Three years after Afton’s death, Wallaces work to help fund pediatric cancer research
Published 7:06 pm Wednesday, May 23, 2018
The dates are forever burned into the memories of Robert and Sheri Wallace.
On April 21, 2014, their oldest daughter Afton Wallace had an MRI trying to find the source of her pain and nothing was found.
A month later on May 22, a new scan showed her body riddled with tumors and cancer.
A year to the day later, Afton walked across the stage under her own power and graduated from Warren Central High School, where she had been named the STAR student her senior year.
Less than two days later, on May 24, 2015, Afton Wallace died from Ewing’s sarcoma following a yearlong battle with the disease.
Today marks the three-year anniversary of Afton’s death and building upon the community support that rallied around Afton, her parents are working to raise awareness for pediatric cancer in her memory.
“There are not words to describe the feeling. It is beyond devastating,” Robert Wallace said of his reaction when he first heard Afton had cancer. “It is like your whole world and everything you have built your life on is yanked away. It is so devastating a diagnosis that I can’t describe it. Every part of your body hurts. Your mind hurts, you go into a tailspin and your emotions are reeling.”
According to St. Jude’s Research Hospital, about 200 children and young adults are diagnosed with Ewing’s sarcoma, the type of cancer Afton had, each year in the United States with roughly half of those impacting people between the ages of 10 and 20.
Because that number is so low as is the total number of adolescents diagnosed with cancer annually compared to adults, the research on the disease is incredibly limited.
“The chemotherapy she got, these are all drugs that have been around for a long time,” said Dr. Scott Borinstein, who treated Afton at Vanderbilt. “She initially received five different chemotherapy treatments all that have been developed to treat other cancers over the last 30 years.
“Ewing’s sarcoma is an example of a cancer we have made some improvement in treating patients that have localized cancer diagnosis. Patients that have Ewing’s sarcoma that has spread throughout the body (like Afton), we have not made much improvement in the last 30 years.”

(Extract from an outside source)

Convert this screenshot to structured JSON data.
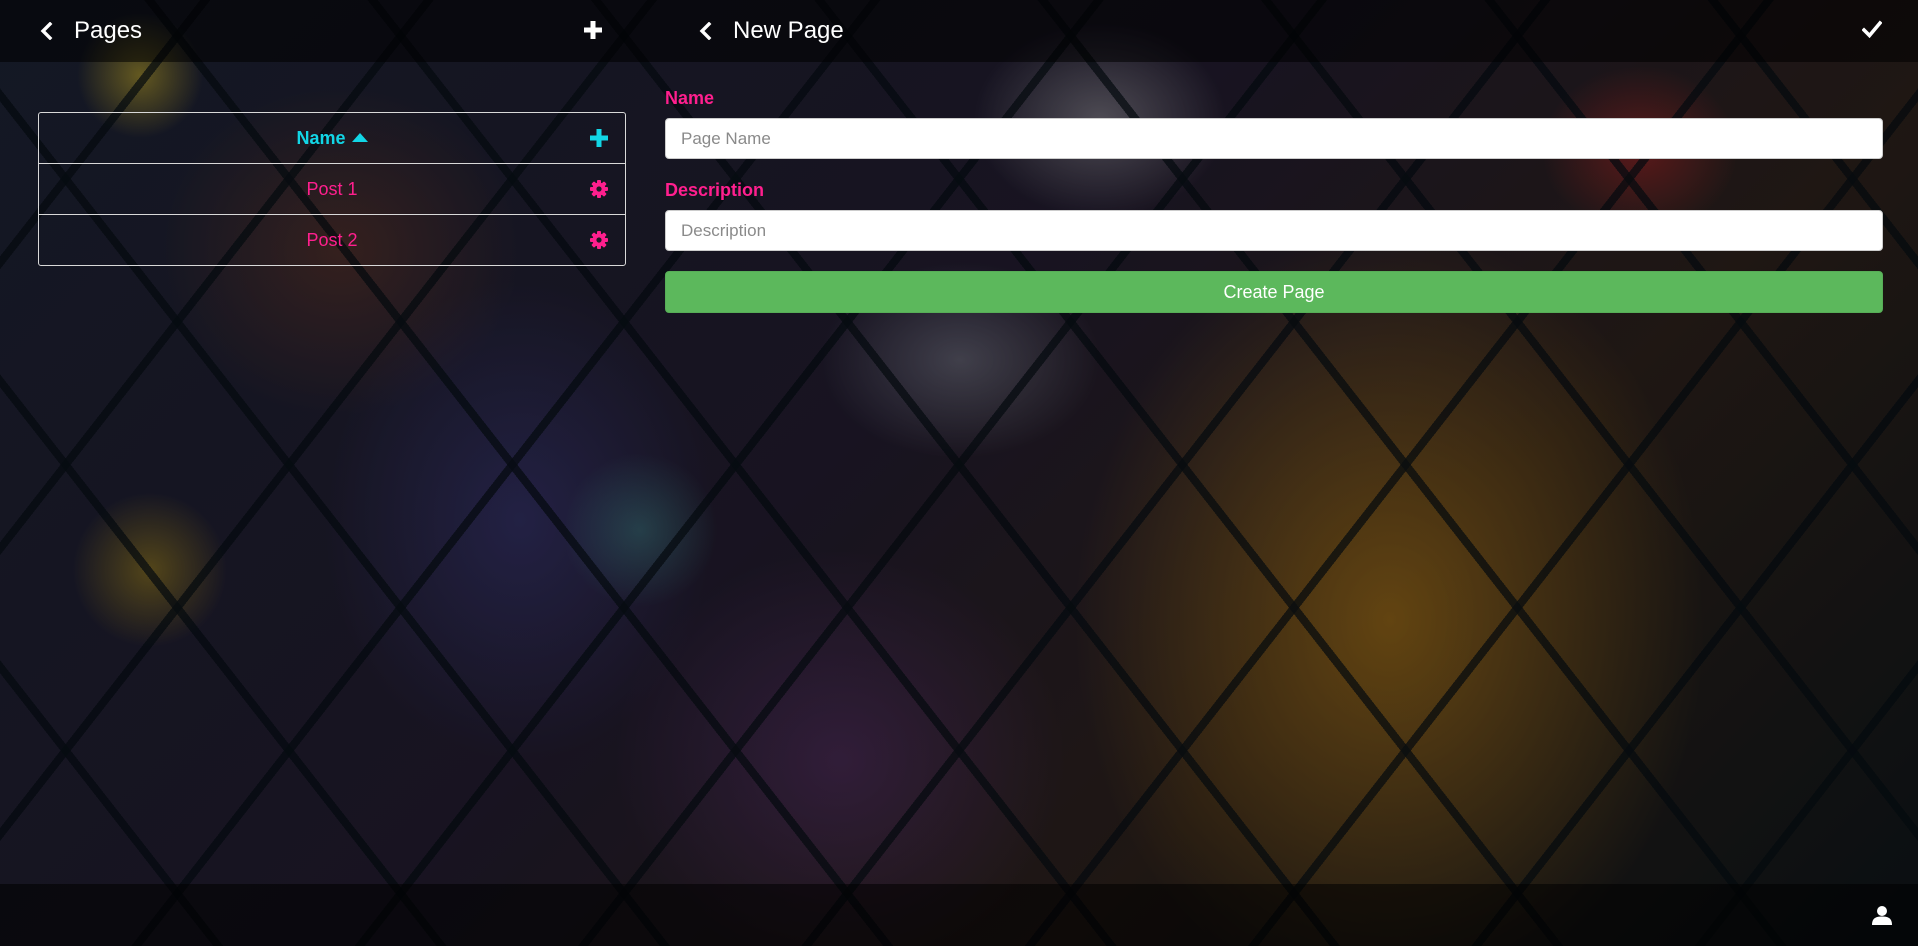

Borinstein said of every dollar spent on cancer research in America each year, only four cents are spent on pediatric cancer, meaning it is difficult for research to be done because of the amount of resources required.

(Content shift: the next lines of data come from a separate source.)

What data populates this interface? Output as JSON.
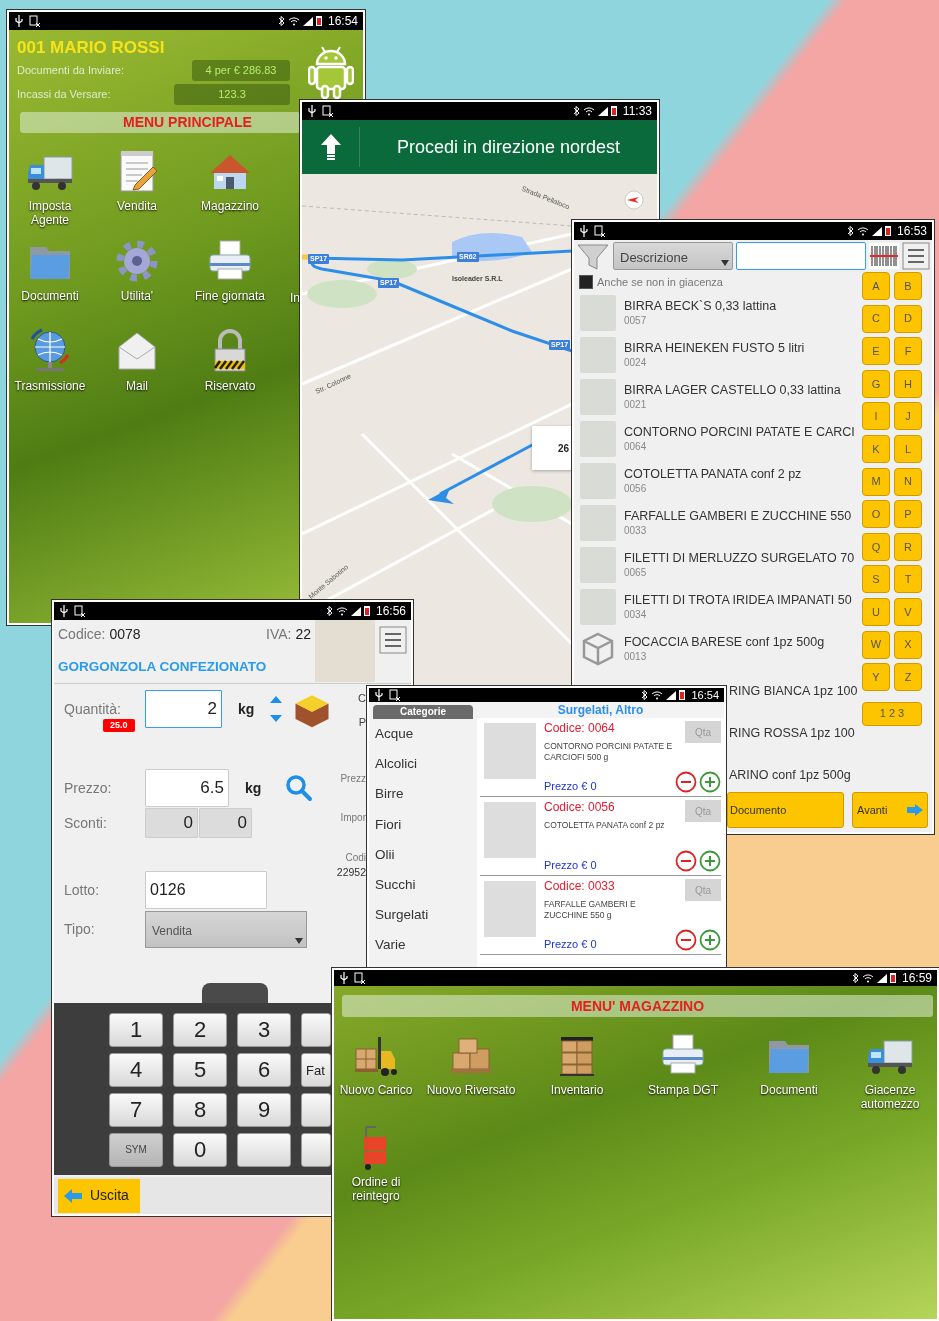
{
  "main_menu": {
    "status_time": "16:54",
    "agent": "001 MARIO ROSSI",
    "summary": [
      {
        "label": "Documenti da Inviare:",
        "value": "4 per € 286.83"
      },
      {
        "label": "Incassi da Versare:",
        "value": "123.3"
      }
    ],
    "menu_title": "MENU PRINCIPALE",
    "rows": [
      [
        "Imposta Agente",
        "Vendita",
        "Magazzino"
      ],
      [
        "Documenti",
        "Utilita'",
        "Fine giornata",
        "In"
      ],
      [
        "Trasmissione",
        "Mail",
        "Riservato"
      ]
    ]
  },
  "navigation": {
    "status_time": "11:33",
    "instruction": "Procedi in direzione nordest",
    "map_labels": [
      {
        "text": "SP17",
        "kind": "shield"
      },
      {
        "text": "SR62",
        "kind": "shield"
      },
      {
        "text": "Isoleader S.R.L",
        "kind": "place"
      },
      {
        "text": "SP17",
        "kind": "shield"
      },
      {
        "text": "SP17",
        "kind": "shield"
      },
      {
        "text": "Str. Colonne",
        "kind": "road"
      },
      {
        "text": "Strada Pellaloco",
        "kind": "road"
      },
      {
        "text": "Monte Sabotino",
        "kind": "road"
      }
    ],
    "distance_callout": "26"
  },
  "product_search": {
    "status_time": "16:53",
    "filter_field": "Descrizione",
    "stock_option": {
      "label": "Anche se non in giacenza",
      "checked": false
    },
    "products": [
      {
        "name": "BIRRA BECK`S 0,33 lattina",
        "code": "0057",
        "kind": "full"
      },
      {
        "name": "BIRRA HEINEKEN FUSTO 5 litri",
        "code": "0024",
        "kind": "full"
      },
      {
        "name": "BIRRA LAGER CASTELLO 0,33 lattina",
        "code": "0021",
        "kind": "full"
      },
      {
        "name": "CONTORNO PORCINI PATATE E CARCI",
        "code": "0064",
        "kind": "full"
      },
      {
        "name": "COTOLETTA PANATA conf 2 pz",
        "code": "0056",
        "kind": "full"
      },
      {
        "name": "FARFALLE GAMBERI E ZUCCHINE 550",
        "code": "0033",
        "kind": "full"
      },
      {
        "name": "FILETTI DI MERLUZZO SURGELATO 70",
        "code": "0065",
        "kind": "full"
      },
      {
        "name": "FILETTI DI TROTA IRIDEA IMPANATI 50",
        "code": "0034",
        "kind": "full"
      },
      {
        "name": "FOCACCIA BARESE conf 1pz 500g",
        "code": "0013",
        "kind": "full"
      },
      {
        "name": "RING BIANCA 1pz 100",
        "kind": "partial"
      },
      {
        "name": "RING ROSSA 1pz 100",
        "kind": "partial"
      },
      {
        "name": "ARINO conf 1pz 500g",
        "kind": "partial"
      }
    ],
    "letters": [
      "A",
      "B",
      "C",
      "D",
      "E",
      "F",
      "G",
      "H",
      "I",
      "J",
      "K",
      "L",
      "M",
      "N",
      "O",
      "P",
      "Q",
      "R",
      "S",
      "T",
      "U",
      "V",
      "W",
      "X",
      "Y",
      "Z"
    ],
    "numbers_button": "1 2 3",
    "document_button": "Documento",
    "next_button": "Avanti"
  },
  "item_entry": {
    "status_time": "16:56",
    "code_label": "Codice:",
    "code": "0078",
    "vat_label": "IVA:",
    "vat": "22",
    "product_name": "GORGONZOLA CONFEZIONATO",
    "quantity": {
      "label": "Quantità:",
      "value": "2",
      "unit": "kg",
      "stock_badge": "25.0"
    },
    "price": {
      "label": "Prezzo:",
      "value": "6.5",
      "unit": "kg"
    },
    "discounts": {
      "label": "Sconti:",
      "values": [
        "0",
        "0"
      ]
    },
    "lot": {
      "label": "Lotto:",
      "value": "0126"
    },
    "type": {
      "label": "Tipo:",
      "value": "Vendita"
    },
    "side_labels": [
      "C",
      "P",
      "Prezz",
      "Impor",
      "Codi",
      "22952"
    ],
    "keypad": [
      [
        "1",
        "2",
        "3"
      ],
      [
        "4",
        "5",
        "6",
        "Fat"
      ],
      [
        "7",
        "8",
        "9"
      ],
      [
        "SYM",
        "0"
      ]
    ],
    "exit_button": "Uscita"
  },
  "catalog": {
    "status_time": "16:54",
    "categories_title": "Categorie",
    "categories": [
      "Acque",
      "Alcolici",
      "Birre",
      "Fiori",
      "Olii",
      "Succhi",
      "Surgelati",
      "Varie"
    ],
    "group_title": "Surgelati, Altro",
    "products": [
      {
        "code": "Codice: 0064",
        "name": "CONTORNO PORCINI PATATE E CARCIOFI 500 g",
        "price": "Prezzo € 0",
        "qty_placeholder": "Qta"
      },
      {
        "code": "Codice: 0056",
        "name": "COTOLETTA PANATA conf 2 pz",
        "price": "Prezzo € 0",
        "qty_placeholder": "Qta"
      },
      {
        "code": "Codice: 0033",
        "name": "FARFALLE GAMBERI E ZUCCHINE 550 g",
        "price": "Prezzo € 0",
        "qty_placeholder": "Qta"
      }
    ]
  },
  "warehouse_menu": {
    "status_time": "16:59",
    "menu_title": "MENU' MAGAZZINO",
    "rows": [
      [
        "Nuovo Carico",
        "Nuovo Riversato",
        "Inventario",
        "Stampa DGT",
        "Documenti",
        "Giacenze automezzo"
      ],
      [
        "Ordine di reintegro"
      ]
    ]
  }
}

“The reason we do what we do is because of patients like Afton,” Borinstein said. “She was just an absolutely great young lady. She was as smart as anybody you’ve ever met. All you wanted to do was help her and I think that is what is frustrating for us sometimes is when we do the best we can, but we still don’t have the tools at our disposal to cure her.”

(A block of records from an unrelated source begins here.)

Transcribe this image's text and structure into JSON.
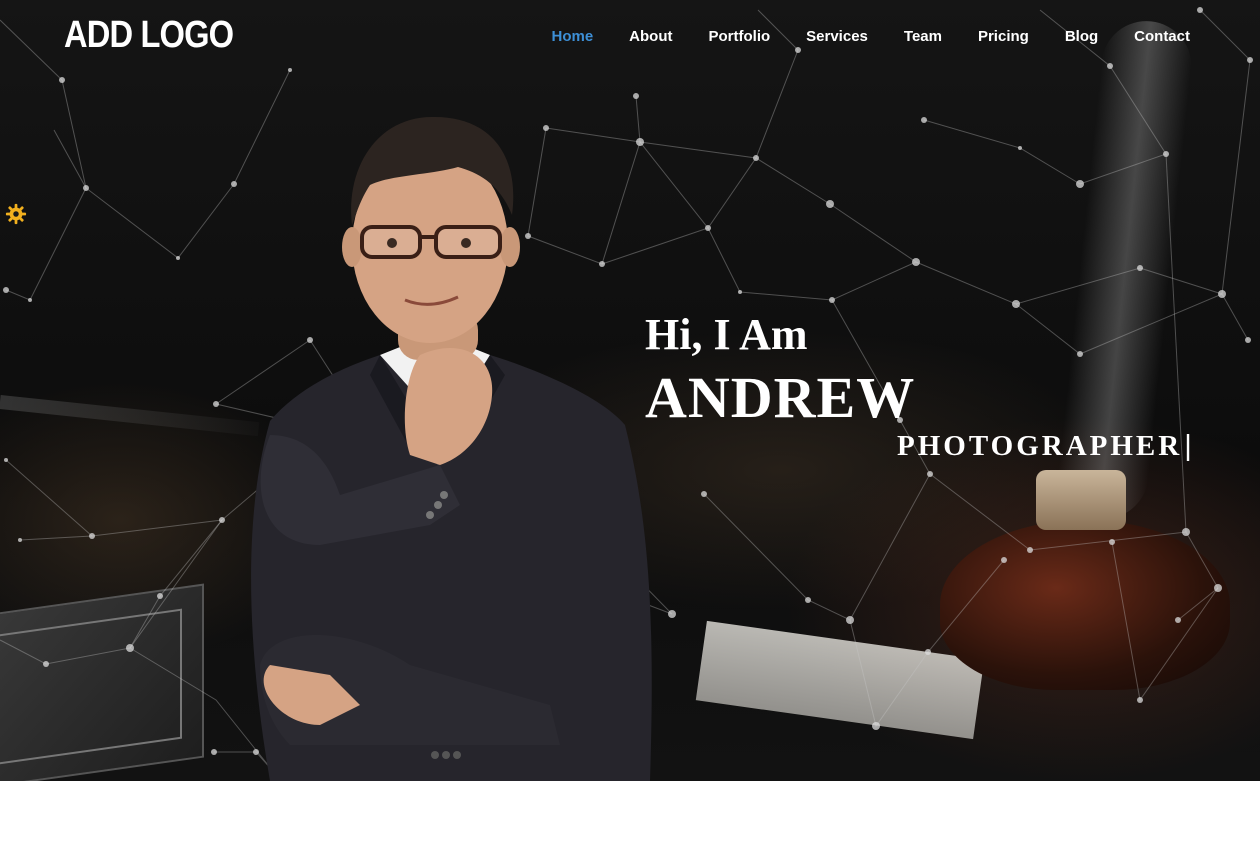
{
  "logo": {
    "text": "ADD LOGO"
  },
  "nav": {
    "items": [
      {
        "label": "Home",
        "active": true
      },
      {
        "label": "About",
        "active": false
      },
      {
        "label": "Portfolio",
        "active": false
      },
      {
        "label": "Services",
        "active": false
      },
      {
        "label": "Team",
        "active": false
      },
      {
        "label": "Pricing",
        "active": false
      },
      {
        "label": "Blog",
        "active": false
      },
      {
        "label": "Contact",
        "active": false
      }
    ]
  },
  "hero": {
    "greeting": "Hi, I Am",
    "name": "ANDREW",
    "role": "PHOTOGRAPHER",
    "cursor": "|"
  },
  "settings_icon": {
    "icon": "gear-icon",
    "color": "#f2b01e"
  },
  "colors": {
    "nav_active": "#3d8fd6",
    "nav_text": "#ffffff",
    "hero_background": "#101010"
  }
}
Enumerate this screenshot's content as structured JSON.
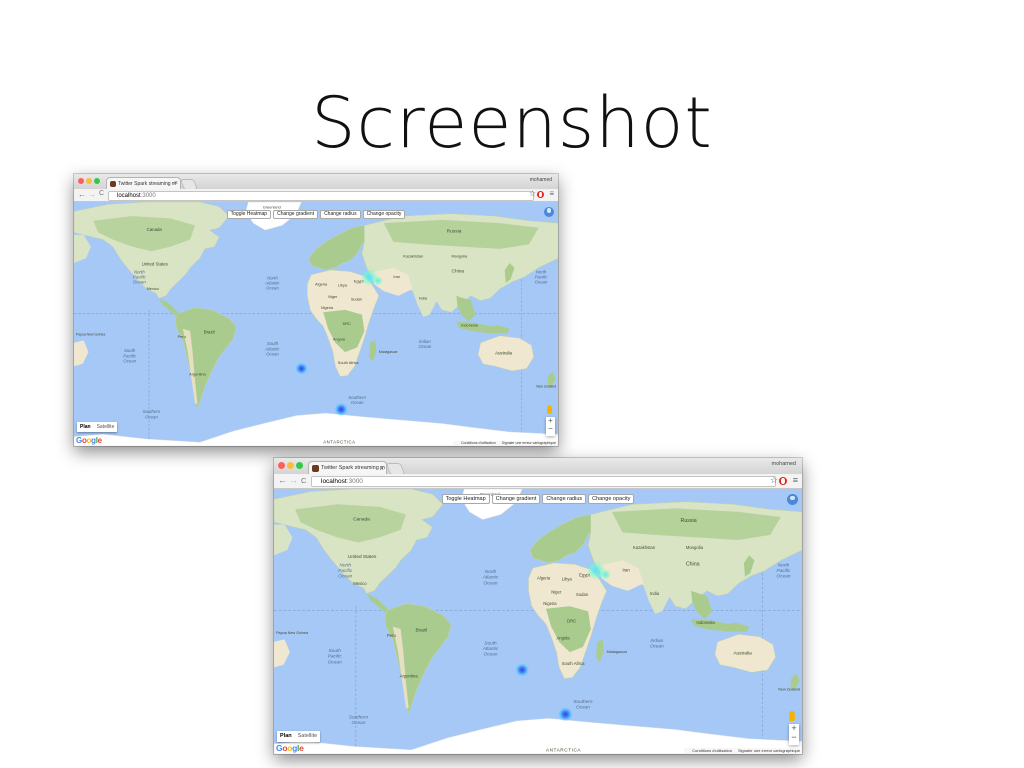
{
  "slide": {
    "title": "Screenshot"
  },
  "window": {
    "tab_title": "Twitter Spark streaming m",
    "tab_close": "×",
    "profile_name": "mohamed",
    "url_host": "localhost",
    "url_port": ":3000",
    "back_label": "←",
    "forward_label": "→",
    "reload_label": "C",
    "star_label": "☆",
    "menu_label": "≡"
  },
  "map": {
    "controls": [
      "Toggle Heatmap",
      "Change gradient",
      "Change radius",
      "Change opacity"
    ],
    "map_type": {
      "plan": "Plan",
      "satellite": "Satellite"
    },
    "attribution": [
      "Conditions d'utilisation",
      "Signaler une erreur cartographique"
    ],
    "zoom_in": "+",
    "zoom_out": "−",
    "logo": [
      "G",
      "o",
      "o",
      "g",
      "l",
      "e"
    ],
    "labels": {
      "greenland": "Greenland",
      "canada": "Canada",
      "united_states": "United States",
      "mexico": "Mexico",
      "brazil": "Brazil",
      "peru": "Peru",
      "argentina": "Argentina",
      "russia": "Russia",
      "kazakhstan": "Kazakhstan",
      "china": "China",
      "mongolia": "Mongolia",
      "india": "India",
      "iran": "Iran",
      "algeria": "Algeria",
      "libya": "Libya",
      "egypt": "Egypt",
      "niger": "Niger",
      "sudan": "Sudan",
      "nigeria": "Nigeria",
      "drc": "DRC",
      "angola": "Angola",
      "south_africa": "South Africa",
      "madagascar": "Madagascar",
      "australia": "Australia",
      "indonesia": "Indonesia",
      "png": "Papua New Guinea",
      "new_zealand": "New Zealand",
      "antarctica": "ANTARCTICA",
      "np_ocean_left": [
        "North",
        "Pacific",
        "Ocean"
      ],
      "na_ocean": [
        "North",
        "Atlantic",
        "Ocean"
      ],
      "np_ocean_right": [
        "North",
        "Pacific",
        "Ocean"
      ],
      "sp_ocean": [
        "South",
        "Pacific",
        "Ocean"
      ],
      "sa_ocean": [
        "South",
        "Atlantic",
        "Ocean"
      ],
      "indian_ocean": [
        "Indian",
        "Ocean"
      ],
      "southern_ocean_left": [
        "Southern",
        "Ocean"
      ],
      "southern_ocean_right": [
        "Southern",
        "Ocean"
      ]
    }
  },
  "colors": {
    "ocean": "#a5c8f7",
    "land": "#d9e4c4",
    "forest": "#a9cc8e",
    "desert": "#efe7cf",
    "ice": "#ffffff",
    "heat_core": "#2e35d6",
    "heat_outer": "#35c7ff"
  }
}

The reason for that lack of funding is because with only 15-16,000 cases of pediatric cancer diagnoses in America annually, there are not enough cases for drug companies to return a profit, said Dr. Anderson Collier III, who treated Afton in Jackson.
“As a physician and a scientist, it is exceedingly frustrating,” Collier said. “As a person who treats kids and has dedicated my life to taking care of kids, to think that money is put ahead of a child’s life is infuriating. I understand that drug companies are in it for the money. I don’t want to make drug companies out to be the enemy, because they are not. Without them, we don’t even have the drugs we’ve got, but the priorities for whoever makes these seem a little skewed.”
The lack of funding and comparatively little attention paid to pediatric cancer is what the Wallaces are working to change. They started a nonprofit called My Mission is Remission, the theme Afton used for her treatment. They are still in the early stages, but are working to make gold, the color for pediatric cancer, as well known as pink is for breast cancer.
“Everybody goes pink in October and you have kids that play football and they are in elementary school and they get pink jerseys to wear,” Sheri Wallace said. “But nobody tells these kids they should wear gold in September because it is kids their age.”
Much of their attention is focused on September, the National Pediatric Cancer Awareness Month, when they are planning multiple events to raise awareness. Sept. 1 they hope to have a run to kick off Vicksburg going gold for the month and the Vicksburg Swim Association, of which Afton was a longtime member, is planning a meet in her honor that month.
“Yes, we are passionate because of what happened to Afton, but we are also passionate because of the idea of why aren’t we spending money on this research?” Sheri said. “We would like to see them divert some of those funds so we can begin working on pediatric cancer and find some cures. The devastation this takes on a family is so severe and we don’t want anybody to go through this.”
The Wallaces along with Borinstein and Collier argue that while the profit might not be there, the impact you can have by treating a child with cancer is unrivaled in any other area of cancer research.
“Those of us who treat it, while it is important to treat 70-year-olds with cancer, when you are talking about a 10-year-old, you are trying to save 60 to 70 years of life,” Collier said.